Price (Operational Costs) #
- Hosting: If using stdio local MCP, hosting costs are essentially $0 (it piggybacks on your existing backend server’s CPU/RAM). Standalone HTTP MCP servers will require separate hosting (e.g., AWS ECS, Vercel, or Heroku), adding monthly fixed costs.
- AI API Tokens: This is the real variable cost. Every time a user chats, you pay for:
- The user’s prompt (Input Tokens).
- The database data returned by the MCP server (Input Context Tokens).

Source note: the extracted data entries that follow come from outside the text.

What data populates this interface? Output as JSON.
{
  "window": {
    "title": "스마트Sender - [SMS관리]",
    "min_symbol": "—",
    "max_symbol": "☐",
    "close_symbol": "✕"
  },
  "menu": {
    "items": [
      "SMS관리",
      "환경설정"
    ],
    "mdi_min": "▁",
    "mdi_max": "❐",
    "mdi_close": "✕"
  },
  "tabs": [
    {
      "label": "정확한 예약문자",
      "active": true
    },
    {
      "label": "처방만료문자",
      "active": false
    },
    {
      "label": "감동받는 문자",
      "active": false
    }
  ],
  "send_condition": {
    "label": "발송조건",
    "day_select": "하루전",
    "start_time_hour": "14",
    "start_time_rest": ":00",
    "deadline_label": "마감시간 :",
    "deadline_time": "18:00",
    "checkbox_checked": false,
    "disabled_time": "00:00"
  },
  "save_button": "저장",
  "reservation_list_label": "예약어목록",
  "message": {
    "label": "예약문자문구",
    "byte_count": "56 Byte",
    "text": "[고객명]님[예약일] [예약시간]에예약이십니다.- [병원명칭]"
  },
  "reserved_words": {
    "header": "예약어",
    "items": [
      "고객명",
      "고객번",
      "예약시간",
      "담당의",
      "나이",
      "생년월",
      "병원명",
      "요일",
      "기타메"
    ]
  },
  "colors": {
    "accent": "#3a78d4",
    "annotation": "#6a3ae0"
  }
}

- The AI’s final answer (Output Tokens).
- Cost Example: If using Claude 3.5 Sonnet, reading 100 rows of database data might cost ~1,000 tokens ($0.003). Over 10,000 shopkeepers doing 5 queries a day, that equals about $150/month purely in AI API costs. Using a free tier like Gemini Flash can completely eliminate this cost during your initial rollout.
By carefully designing your MCP tools to only return the exact data needed (using SQL LIMIT and strict WHERE clauses), you keep your AI context small, saving money and making the AI’s responses faster and more accurate!